Eukaryotic ribosomes are large, intricate cellular machines that translate messenger RNA (mRNA) into protein. They comprise four different ribosomal RNAs (rRNAs; 18S in the small subunit and 28S, 5.8S, and 5S in the large subunit), as well as ∼80 ribosomal proteins. More than 200 assembly factors and small RNAs are needed to synthesize ribosomes in the nucleolus. Some of the structural components also control the processing of precursor ribosomal RNA (pre-rRNA), assembly of the ribosomal subunits, and the translation process itself. Over the past 15 years, mutations in ribosomal proteins or ribosome biogenesis factors have been found in patients with varying diseases.

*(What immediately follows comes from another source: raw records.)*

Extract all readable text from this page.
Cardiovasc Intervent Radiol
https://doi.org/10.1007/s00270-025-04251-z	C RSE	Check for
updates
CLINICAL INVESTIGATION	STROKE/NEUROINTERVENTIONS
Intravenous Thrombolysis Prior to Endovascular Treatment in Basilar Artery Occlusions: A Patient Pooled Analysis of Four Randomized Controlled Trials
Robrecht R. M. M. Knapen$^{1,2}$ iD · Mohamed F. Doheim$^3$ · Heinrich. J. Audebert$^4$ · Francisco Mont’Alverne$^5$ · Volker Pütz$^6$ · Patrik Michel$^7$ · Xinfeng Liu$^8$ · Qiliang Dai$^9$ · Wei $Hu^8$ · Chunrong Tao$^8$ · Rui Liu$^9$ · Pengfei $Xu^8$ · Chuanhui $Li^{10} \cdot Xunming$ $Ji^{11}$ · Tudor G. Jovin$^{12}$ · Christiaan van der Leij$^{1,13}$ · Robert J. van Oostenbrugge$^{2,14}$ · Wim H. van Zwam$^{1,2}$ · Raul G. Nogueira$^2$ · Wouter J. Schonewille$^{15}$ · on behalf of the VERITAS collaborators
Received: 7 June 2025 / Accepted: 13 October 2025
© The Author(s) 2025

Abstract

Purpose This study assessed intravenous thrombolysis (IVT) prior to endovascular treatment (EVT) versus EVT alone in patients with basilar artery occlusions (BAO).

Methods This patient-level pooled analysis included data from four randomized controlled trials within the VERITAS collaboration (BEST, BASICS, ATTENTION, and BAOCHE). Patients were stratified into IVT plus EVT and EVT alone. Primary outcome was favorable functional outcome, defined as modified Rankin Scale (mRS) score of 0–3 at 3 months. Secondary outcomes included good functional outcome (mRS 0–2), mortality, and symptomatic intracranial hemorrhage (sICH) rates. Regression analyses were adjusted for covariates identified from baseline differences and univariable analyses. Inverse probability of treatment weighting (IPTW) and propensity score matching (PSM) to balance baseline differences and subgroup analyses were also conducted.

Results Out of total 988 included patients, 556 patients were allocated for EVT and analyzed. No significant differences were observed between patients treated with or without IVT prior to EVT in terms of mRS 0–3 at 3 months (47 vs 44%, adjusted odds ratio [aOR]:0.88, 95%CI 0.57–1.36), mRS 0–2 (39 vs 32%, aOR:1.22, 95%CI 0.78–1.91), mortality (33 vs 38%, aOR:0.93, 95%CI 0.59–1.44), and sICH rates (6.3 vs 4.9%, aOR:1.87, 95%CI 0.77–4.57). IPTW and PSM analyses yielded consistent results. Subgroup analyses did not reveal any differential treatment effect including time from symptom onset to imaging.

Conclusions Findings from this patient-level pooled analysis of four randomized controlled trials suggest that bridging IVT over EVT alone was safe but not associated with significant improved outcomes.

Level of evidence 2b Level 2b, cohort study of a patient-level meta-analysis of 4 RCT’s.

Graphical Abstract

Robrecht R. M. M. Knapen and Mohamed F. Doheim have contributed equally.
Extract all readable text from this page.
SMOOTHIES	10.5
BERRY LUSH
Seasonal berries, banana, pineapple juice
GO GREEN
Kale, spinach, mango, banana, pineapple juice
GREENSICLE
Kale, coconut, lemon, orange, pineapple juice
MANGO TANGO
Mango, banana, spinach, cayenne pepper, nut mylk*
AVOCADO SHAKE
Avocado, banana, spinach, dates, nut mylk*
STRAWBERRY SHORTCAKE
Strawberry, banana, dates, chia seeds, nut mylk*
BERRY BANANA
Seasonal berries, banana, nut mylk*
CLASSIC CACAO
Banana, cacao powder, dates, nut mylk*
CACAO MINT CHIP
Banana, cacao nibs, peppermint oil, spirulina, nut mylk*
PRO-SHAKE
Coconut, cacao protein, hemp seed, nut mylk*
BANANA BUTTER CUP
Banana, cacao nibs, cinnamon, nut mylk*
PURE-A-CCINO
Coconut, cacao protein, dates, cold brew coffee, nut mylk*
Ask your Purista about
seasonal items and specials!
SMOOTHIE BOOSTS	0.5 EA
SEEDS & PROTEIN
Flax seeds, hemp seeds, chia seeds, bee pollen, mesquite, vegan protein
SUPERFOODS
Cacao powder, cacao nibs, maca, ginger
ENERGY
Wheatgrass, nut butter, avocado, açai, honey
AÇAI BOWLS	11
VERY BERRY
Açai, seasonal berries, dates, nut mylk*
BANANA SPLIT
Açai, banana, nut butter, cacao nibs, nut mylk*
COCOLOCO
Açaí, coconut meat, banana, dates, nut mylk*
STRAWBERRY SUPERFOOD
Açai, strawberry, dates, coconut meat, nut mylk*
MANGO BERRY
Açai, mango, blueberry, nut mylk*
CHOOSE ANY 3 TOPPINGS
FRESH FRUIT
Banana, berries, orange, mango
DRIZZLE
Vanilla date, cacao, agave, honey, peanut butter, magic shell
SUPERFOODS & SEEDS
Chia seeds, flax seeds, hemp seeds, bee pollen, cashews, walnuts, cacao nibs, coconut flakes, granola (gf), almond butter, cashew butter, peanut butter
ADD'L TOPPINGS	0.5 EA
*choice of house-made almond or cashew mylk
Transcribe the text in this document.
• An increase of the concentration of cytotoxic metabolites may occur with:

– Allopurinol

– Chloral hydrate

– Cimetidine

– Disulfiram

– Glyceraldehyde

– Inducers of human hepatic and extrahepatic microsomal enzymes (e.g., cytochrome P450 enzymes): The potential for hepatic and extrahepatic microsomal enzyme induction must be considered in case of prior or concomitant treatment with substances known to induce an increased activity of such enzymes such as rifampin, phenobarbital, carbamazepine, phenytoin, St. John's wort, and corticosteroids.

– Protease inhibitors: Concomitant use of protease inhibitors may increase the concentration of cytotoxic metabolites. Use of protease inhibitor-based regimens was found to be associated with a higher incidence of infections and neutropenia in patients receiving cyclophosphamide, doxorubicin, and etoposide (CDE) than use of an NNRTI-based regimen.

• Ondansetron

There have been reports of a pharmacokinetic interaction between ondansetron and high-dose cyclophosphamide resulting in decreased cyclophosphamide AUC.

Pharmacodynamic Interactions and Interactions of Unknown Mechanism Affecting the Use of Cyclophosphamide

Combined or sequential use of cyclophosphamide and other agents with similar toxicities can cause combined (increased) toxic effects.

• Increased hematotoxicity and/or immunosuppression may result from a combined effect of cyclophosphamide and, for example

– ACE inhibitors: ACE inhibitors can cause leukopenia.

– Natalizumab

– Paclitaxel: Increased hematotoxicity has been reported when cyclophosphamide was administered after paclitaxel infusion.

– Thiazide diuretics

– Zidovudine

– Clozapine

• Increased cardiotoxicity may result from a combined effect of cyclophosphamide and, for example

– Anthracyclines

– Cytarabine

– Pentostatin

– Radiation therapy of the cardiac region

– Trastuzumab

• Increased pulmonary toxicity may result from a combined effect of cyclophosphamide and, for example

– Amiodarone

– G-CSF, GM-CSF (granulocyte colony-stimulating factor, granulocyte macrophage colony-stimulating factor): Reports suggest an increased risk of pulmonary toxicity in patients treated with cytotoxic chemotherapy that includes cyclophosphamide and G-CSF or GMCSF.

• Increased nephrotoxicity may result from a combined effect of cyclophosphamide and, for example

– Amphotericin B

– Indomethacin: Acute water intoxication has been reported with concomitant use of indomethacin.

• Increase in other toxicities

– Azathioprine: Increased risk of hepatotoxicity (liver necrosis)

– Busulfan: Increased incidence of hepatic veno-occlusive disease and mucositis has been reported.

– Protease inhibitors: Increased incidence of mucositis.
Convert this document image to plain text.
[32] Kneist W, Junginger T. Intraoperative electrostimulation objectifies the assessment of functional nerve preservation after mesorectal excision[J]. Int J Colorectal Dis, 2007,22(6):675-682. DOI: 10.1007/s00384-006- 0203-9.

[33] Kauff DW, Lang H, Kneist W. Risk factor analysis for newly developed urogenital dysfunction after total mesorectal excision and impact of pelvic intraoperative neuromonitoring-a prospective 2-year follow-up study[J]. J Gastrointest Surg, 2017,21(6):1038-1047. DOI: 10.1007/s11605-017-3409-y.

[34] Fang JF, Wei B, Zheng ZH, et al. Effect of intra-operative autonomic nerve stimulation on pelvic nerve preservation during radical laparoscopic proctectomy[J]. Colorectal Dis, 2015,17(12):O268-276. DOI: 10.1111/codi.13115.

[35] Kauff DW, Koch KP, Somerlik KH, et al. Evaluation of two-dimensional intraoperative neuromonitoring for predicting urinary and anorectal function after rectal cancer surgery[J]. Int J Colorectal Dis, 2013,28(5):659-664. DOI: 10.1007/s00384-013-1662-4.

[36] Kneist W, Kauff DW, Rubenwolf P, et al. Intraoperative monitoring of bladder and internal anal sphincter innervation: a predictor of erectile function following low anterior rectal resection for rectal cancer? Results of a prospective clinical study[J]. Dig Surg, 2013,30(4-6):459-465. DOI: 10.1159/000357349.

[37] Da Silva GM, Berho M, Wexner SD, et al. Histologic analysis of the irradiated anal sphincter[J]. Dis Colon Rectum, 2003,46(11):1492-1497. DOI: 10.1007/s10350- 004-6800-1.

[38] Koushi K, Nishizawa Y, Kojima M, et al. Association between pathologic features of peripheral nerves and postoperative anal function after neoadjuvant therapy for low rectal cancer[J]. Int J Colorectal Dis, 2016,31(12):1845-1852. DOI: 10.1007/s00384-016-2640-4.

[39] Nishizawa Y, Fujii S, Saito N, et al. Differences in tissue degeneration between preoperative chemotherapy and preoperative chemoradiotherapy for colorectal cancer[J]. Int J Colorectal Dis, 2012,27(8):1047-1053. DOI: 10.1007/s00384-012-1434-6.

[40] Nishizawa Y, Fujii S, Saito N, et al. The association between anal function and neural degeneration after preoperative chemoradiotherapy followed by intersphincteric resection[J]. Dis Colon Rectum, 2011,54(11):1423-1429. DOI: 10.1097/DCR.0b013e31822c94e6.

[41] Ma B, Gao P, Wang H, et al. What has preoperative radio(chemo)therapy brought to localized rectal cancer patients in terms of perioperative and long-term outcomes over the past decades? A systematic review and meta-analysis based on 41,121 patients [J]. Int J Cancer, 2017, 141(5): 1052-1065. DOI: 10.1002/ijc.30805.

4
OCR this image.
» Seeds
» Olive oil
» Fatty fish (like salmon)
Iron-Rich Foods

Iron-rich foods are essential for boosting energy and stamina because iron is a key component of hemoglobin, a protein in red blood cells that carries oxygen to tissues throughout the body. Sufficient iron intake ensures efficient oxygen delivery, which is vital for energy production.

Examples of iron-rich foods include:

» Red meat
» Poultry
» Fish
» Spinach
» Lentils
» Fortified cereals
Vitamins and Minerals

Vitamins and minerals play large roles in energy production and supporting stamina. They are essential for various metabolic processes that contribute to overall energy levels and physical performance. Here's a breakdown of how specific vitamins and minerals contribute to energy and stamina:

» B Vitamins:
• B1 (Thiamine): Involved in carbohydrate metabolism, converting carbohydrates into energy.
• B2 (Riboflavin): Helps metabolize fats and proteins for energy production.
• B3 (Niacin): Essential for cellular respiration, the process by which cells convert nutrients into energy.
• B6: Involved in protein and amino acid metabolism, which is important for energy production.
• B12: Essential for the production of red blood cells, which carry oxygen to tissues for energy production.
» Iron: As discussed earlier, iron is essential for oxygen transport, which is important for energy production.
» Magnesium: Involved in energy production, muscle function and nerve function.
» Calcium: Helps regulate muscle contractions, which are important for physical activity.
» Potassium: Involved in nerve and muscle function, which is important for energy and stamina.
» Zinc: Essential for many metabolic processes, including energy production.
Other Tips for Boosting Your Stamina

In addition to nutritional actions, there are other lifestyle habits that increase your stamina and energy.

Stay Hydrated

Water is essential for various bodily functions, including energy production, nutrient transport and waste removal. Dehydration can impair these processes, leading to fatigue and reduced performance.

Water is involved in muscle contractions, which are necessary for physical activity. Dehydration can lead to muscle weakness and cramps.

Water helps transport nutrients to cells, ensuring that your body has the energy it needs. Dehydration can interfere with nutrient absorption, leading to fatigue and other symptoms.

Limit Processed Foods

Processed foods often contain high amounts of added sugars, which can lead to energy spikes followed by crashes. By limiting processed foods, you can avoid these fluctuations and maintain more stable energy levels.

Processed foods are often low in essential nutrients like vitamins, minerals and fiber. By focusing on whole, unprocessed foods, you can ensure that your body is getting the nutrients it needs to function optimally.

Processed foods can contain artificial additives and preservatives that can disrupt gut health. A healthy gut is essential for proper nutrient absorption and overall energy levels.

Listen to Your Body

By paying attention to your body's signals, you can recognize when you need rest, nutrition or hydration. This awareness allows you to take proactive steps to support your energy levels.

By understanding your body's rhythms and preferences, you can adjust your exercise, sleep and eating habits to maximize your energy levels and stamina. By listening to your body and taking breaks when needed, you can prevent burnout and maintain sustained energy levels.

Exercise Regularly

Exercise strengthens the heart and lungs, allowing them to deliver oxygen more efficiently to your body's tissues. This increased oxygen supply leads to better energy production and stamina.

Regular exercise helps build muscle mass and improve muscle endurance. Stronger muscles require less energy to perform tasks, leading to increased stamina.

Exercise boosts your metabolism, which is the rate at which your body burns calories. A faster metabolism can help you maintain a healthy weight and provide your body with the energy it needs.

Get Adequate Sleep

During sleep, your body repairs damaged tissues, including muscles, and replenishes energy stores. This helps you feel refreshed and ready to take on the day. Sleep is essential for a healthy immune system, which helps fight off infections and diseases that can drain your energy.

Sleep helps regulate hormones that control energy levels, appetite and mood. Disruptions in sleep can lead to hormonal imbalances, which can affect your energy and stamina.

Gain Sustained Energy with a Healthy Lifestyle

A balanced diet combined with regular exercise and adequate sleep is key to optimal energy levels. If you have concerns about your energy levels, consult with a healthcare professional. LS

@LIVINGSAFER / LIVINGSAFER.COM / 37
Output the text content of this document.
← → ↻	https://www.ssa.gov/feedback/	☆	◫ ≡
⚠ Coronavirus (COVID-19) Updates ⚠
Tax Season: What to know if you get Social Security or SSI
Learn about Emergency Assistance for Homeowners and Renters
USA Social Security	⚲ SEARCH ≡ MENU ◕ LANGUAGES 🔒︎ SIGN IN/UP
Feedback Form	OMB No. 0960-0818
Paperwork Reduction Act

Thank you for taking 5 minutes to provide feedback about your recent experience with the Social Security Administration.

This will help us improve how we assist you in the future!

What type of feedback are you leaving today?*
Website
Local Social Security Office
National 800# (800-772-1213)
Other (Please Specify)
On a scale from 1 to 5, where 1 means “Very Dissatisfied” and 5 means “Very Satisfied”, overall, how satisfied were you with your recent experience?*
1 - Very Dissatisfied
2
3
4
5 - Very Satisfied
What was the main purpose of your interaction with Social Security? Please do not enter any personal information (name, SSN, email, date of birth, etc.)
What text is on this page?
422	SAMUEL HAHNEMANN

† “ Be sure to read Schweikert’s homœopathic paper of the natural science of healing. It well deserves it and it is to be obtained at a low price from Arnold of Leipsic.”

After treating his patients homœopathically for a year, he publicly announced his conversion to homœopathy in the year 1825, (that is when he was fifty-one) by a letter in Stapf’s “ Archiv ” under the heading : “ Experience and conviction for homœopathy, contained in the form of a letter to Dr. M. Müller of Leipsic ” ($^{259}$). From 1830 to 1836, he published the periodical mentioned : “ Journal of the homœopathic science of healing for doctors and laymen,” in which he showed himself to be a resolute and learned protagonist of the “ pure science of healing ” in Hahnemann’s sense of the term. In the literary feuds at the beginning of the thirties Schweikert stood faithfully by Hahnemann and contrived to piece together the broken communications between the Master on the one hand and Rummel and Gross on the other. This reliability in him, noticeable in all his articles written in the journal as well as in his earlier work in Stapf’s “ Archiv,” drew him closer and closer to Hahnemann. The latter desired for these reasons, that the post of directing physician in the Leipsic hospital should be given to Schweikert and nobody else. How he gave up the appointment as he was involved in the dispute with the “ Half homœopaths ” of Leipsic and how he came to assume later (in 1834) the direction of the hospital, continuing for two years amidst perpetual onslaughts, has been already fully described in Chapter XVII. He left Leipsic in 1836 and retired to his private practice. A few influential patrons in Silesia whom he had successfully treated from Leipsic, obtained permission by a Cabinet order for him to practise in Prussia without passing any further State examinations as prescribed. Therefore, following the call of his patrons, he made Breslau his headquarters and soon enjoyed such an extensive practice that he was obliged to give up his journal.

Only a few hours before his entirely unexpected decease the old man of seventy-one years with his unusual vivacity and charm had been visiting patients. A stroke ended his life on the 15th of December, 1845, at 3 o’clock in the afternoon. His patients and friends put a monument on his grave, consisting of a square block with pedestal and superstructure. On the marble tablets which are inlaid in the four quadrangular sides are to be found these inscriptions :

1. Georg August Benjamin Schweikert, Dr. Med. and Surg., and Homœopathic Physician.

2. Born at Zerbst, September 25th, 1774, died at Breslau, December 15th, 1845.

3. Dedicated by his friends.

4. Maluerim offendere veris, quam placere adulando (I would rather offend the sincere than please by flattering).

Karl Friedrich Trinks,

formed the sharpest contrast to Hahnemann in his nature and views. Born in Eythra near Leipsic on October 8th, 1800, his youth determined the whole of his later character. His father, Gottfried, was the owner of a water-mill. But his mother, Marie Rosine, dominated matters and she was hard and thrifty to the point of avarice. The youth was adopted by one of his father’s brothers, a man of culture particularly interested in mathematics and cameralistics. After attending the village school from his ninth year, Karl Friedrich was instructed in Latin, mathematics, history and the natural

One explanation is that the composition of ribosomes may be different in different cell types, which could account for the various effects of ribosomal protein haploinsufficiency. This idea may contradict the notion that ribosomes are monolithic machines, but it is not completely unfounded. Surprisingly, the reduction of a specific ribosomal protein can lead to changes in the spectrum of translated mRNAs without affecting overall protein synthesis.
In some cases, mutations that disrupt ribosome assembly can cause the nucleolar stress response in some cell types. This response involves increased synthesis of the protein p53. This tumor suppressor protein arrests cell division in response to such stress, which leads to programmed cell death (apoptosis).
Mutations in ribosomal proteins and assembly factors confer a broad clinical spectrum. Although the mechanisms underlying the tissue proclivity in ribosomopathies are yet to be defined, these disorders do make it increasingly clear that the days of thinking of ribosomes as unchanging monoliths are coming to an end.